Osni Valfredo Wagner Profesor de Socilogia e mestrando em Desenvolvimento Regional - FURB.
Não basta sugerir aos pais que cuidem de seus filhos, caso contrário os traficantes é que farão. A mensagem colocada em placas em frente de escolas municipais tem dois efeitos de interpretação, uma das interpretações é a dos pais e as outras interpretações sã a dos alunos.
Em vez de se resolver o problema simplesmente se lava as mãos, poderia se trabalhar com inteligência informando a polícia quem são esses traficantes, ou a própria polícia poderia identificar essas questões para orintar nesse sentido de prevenção.
Na realidade o problema é da sociedade que está podre e não apenas da família como acontecia até inicio do século XX, em tempos que existia algum tipo de controle ideológico por parte da família, religião e a escola.
Aos poucos foi se perdendo com as transformações da sociedade, a fragmentação das relações tornando-se cada vez mais complexas, necessitando de estudos cada vez mais detalhados.

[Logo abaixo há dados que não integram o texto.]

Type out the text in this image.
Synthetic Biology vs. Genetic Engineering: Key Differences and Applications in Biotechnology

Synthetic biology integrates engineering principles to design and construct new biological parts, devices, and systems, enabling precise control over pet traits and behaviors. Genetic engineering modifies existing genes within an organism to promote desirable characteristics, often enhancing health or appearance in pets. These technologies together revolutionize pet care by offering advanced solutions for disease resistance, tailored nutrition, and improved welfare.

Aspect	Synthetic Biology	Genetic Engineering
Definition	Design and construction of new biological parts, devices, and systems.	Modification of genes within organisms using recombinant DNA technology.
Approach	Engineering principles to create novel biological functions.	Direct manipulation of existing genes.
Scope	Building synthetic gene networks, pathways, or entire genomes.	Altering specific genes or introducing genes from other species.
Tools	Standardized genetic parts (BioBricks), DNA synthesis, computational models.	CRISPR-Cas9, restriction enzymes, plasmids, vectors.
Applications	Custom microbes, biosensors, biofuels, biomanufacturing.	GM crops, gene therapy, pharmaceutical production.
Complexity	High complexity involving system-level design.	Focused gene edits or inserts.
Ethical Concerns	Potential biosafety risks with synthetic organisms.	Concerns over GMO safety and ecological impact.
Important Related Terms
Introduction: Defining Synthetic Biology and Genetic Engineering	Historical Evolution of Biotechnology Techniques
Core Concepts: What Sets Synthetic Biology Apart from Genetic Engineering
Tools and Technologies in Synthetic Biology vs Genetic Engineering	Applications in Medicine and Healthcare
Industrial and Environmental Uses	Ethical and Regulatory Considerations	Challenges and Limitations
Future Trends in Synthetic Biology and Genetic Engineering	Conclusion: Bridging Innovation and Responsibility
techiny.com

O texto de Márcio Ferrari (2011) sobre a Disciplina e modernidade faz uma comparação entre Foucault e Veiga-Neto sobre a pedagoagia:
Foucault concluiu, no entanto, que a concepção do homem como objeto foi necessária na emergência e manutenção da Idade Moderna, porque dá às instituições a possibilidade de modificar o corpo e a mente. Entre essas instituições se inclui a educação. O conceito definidor da modernidade, segundo o francês, a disciplina – um instrumento de dominação e controle destinado a suprimir ou domesticar os comportamentos divergentes. Portanto, ao mesmo tempo que o iluminismo consolidou um grande número de instituições de assistência e proteção aos cidadãos – como família, hospitais, prisões e escolas –, também inseriu nelas mecanismos que os controlam e os mantêm na iminência da punição. Esses mecanismos formariam o que Focault chamou de tecnologia política, com poderes de manejar espaço, tempo e registro de informações – tendo como elemento unificador a hierarquia. “As sociedades modernas não são disciplinadas, mas disciplinares: o que não significa que todos nós estejamos igual e irremediavelmente presos às disciplinas”, diz Veiga-Neto (FERRARI, 2011)..
O institucional em crise precisa-se reavaliar o papel dessas tecnologias políticas, se podemos dizer que saber é poder, como estão resolver essa questão a onde está de fato o poder e como esse conhecimento está constituído¿
O filósofo não acreditava que a dominação e o poder sejam originários de uma única fonte – como o Estado ou as classes dominantes –, mas que são exercidos em várias direções, cotidianamente, em escala múltipla (um de seus livros se intitula Microfísica do Poder). Esse exercício também não era necessariamente opressor, podendo estar a serviço, por exemplo, da criação. Foucault via na dinâmica entre diversas instituições e idéias uma teia complexa, em que não se pode falar do conhecimento como causa ou efeito de outros fenômenos. Para dar conta dessa complexidade, o pensador criou o conceito de poder-conhecimento. Segundo ele, não há relação de poder que não seja acompanhada da criação de saber e vice-versa. “Com base nesse entendimento, podemos agir produtivamente contra aquilo que não queremos ser e ensaiar novas maneiras de organizar o mundo em que vivemos”, explica Veiga-Neto (FERRARI, 2011).
Entender o que Michel Foucault apresenta como pista, de criação que ele chama de complexa do conhecimento como causa ou efeito, e chega no poder-conhecimento.